Divançenin tenkitli metni Osman Horata tarafından neşredilmiştir (bk. bibl.). Nedîm-i Kadîm’in şiirleri tenkitli metinde dört kaside, üç kıt‘a-i kebîre, otuz dört gazel, yedi rubâî, bir kıta, on dört matla‘ ve iki muammadan ibarettir; ayrıca üç mektup vardır. Kasidelerin sonundaki kıta ile iki matla‘ ve iki muamma Farsça’dır.

BİBLİYOGRAFYA:

Nedim-i Kadim ve Divançesi: İnceleme-Tenkidli Basım (haz.

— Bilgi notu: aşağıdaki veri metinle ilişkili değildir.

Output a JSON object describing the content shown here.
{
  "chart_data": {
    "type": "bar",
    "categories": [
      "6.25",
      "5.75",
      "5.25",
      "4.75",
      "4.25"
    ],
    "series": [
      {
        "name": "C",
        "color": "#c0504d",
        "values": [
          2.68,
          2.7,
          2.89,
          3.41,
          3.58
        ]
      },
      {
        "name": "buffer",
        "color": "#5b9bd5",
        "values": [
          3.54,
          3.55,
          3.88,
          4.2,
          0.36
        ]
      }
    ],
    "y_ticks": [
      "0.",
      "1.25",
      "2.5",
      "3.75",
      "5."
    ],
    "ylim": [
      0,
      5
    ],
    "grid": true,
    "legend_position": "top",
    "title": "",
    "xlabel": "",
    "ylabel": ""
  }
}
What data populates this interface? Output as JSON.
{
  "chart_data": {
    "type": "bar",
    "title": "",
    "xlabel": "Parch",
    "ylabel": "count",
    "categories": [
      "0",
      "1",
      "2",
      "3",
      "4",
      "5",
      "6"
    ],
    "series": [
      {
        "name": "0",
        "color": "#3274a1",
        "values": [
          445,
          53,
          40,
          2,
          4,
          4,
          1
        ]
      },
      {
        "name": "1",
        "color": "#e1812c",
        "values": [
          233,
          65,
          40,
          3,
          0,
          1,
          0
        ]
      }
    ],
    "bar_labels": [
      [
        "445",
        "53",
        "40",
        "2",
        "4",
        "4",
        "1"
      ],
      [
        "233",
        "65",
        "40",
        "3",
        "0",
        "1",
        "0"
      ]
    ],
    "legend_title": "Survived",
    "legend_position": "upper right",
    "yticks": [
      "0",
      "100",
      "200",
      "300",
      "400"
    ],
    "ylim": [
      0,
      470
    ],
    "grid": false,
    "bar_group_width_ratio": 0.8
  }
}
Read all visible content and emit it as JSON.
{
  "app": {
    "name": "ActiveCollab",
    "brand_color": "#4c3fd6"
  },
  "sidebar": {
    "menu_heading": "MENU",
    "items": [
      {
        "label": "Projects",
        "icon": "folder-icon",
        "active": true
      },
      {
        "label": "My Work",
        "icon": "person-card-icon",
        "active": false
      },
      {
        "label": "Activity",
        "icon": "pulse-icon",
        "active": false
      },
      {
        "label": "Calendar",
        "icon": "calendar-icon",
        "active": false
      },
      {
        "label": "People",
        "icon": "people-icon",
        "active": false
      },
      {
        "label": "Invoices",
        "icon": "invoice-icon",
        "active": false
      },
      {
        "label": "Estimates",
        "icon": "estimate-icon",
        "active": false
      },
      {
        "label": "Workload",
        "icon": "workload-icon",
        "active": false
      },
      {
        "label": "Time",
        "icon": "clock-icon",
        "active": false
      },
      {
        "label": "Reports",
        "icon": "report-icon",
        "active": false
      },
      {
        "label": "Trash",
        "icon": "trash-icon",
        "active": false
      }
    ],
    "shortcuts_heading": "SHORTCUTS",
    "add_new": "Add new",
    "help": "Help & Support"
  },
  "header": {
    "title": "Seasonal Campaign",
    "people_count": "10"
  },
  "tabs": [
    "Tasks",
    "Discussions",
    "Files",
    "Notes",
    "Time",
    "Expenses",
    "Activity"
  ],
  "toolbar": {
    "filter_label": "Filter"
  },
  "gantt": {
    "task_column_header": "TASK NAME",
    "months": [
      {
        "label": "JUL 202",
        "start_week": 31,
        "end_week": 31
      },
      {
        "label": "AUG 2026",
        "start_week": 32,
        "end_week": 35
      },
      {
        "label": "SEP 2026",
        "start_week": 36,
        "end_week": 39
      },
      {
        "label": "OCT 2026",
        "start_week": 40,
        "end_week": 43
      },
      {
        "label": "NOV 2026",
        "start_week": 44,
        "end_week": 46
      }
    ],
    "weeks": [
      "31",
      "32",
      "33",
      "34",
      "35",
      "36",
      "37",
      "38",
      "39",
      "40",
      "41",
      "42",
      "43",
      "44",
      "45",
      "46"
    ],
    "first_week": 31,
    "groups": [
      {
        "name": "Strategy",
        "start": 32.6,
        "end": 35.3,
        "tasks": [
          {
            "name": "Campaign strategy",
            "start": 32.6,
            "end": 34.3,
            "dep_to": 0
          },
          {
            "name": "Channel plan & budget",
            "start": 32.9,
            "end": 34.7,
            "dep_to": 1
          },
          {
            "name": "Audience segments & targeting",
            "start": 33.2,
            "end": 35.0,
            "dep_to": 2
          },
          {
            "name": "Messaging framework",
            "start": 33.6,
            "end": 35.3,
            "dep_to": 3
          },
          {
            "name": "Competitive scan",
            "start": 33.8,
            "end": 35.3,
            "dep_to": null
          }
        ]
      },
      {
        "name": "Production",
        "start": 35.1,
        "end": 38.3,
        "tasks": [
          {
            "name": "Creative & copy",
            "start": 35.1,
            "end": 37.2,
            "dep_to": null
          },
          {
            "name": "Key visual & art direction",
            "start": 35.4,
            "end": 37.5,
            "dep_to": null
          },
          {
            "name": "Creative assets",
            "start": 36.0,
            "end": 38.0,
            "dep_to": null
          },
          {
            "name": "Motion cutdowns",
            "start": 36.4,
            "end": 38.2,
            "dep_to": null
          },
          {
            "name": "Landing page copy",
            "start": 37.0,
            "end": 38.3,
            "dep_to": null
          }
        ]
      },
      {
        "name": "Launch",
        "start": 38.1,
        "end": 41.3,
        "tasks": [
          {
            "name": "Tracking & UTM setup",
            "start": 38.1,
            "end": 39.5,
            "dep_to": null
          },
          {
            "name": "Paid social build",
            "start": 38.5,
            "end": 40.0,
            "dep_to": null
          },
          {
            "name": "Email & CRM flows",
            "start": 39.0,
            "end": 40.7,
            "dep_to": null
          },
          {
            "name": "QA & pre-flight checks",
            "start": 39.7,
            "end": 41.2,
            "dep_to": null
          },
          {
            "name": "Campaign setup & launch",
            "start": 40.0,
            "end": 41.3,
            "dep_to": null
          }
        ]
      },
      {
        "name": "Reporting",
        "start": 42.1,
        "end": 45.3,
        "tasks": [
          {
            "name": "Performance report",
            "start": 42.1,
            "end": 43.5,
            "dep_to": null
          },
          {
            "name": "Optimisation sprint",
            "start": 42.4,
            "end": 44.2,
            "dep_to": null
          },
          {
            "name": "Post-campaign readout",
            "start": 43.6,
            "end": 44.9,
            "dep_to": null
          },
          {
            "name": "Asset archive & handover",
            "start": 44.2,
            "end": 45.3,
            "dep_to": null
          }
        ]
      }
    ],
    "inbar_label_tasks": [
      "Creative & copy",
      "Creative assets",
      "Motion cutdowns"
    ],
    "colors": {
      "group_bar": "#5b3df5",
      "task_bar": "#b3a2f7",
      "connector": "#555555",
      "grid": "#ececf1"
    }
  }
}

Osman Horata), Ankara 1987, hazırlayanın girişi, s. 1-44; Mehmed Âsım, Zeyl-i Zübdetü’l-eş‘âr, Millet Ktp., Ali Emîrî, nr. 1326, vr. 45a; Safâî, Tezkire, Süleymaniye Ktp., Hâlet Efendi, nr. 112, vr. 248b; Belîğ, Nuhbetü’l-âsâr, İÜ Ktp., TY, nr. 1182, vr. 100a; Nedim Dîvânı (haz. Halil Nihad [Boztepe]), İstanbul 1338-40, s. 330-347; a.e. (haz. Abdülbâki Gölpınarlı), İstanbul 1972, hazırlayanın önsözü, s. XI; Şeyhî Mehmed Efendi, Vekāyiu’l-fuzalâ, Süleymaniye Ktp., Hacı Beşir Ağa, nr. 479, I, vr. 291b, 292a; Uşşâkīzâde İbrâhim, Şekāiku’n-Nu‘mâniyye Zeyli, Murad Molla Ktp., nr. 1432, vr. 202b, 203a; Mehmed Tevfik [Mesnevihan], Mecmûa-i Terâcim, İÜ Ktp., TY, nr. 192, vr. 51a; Rieu, Catalogue, s. 1080; Kemiksizzâde Safvet, Nuhbetü’l-âsâr min fevâidi’l-eş‘âr, İÜ Ktp., TY, nr. 6189; Sicill-i Osmânî, IV, 549; Osmanlı Müellifleri, İstanbul 1972, II, 270; TYDK, II, 427-430; Mehmet Nâil Tuman, Tuhfe-i Nâilî (haz. Cemâl Kurnaz - Mustafa Tatcı), Ankara 2001, II, 1042; Osman Horata, Nedim-i Kadim Divançesi Üzerinde Bir İnceleme (yüksek lisans tezi, 1986), Hacettepe Üniversitesi Sosyal Bilimler Enstitüsü, s. 4-28; a.mlf., “Nedîm-i Kadîm: Hayatı, Sanatı ve Eserleri”, HÜEFD, V/1 (1987), s. 120-152; A. Fuat Bilkan, “Orta Klâsik Dönem (1600-1700): Nazım”, Türk Dünyası Edebiyat Tarihi, Ankara 2004, V, 355-414; Abdülkadir Karahan, “Nedîm-i Kadîm”, TA, XXV, 176.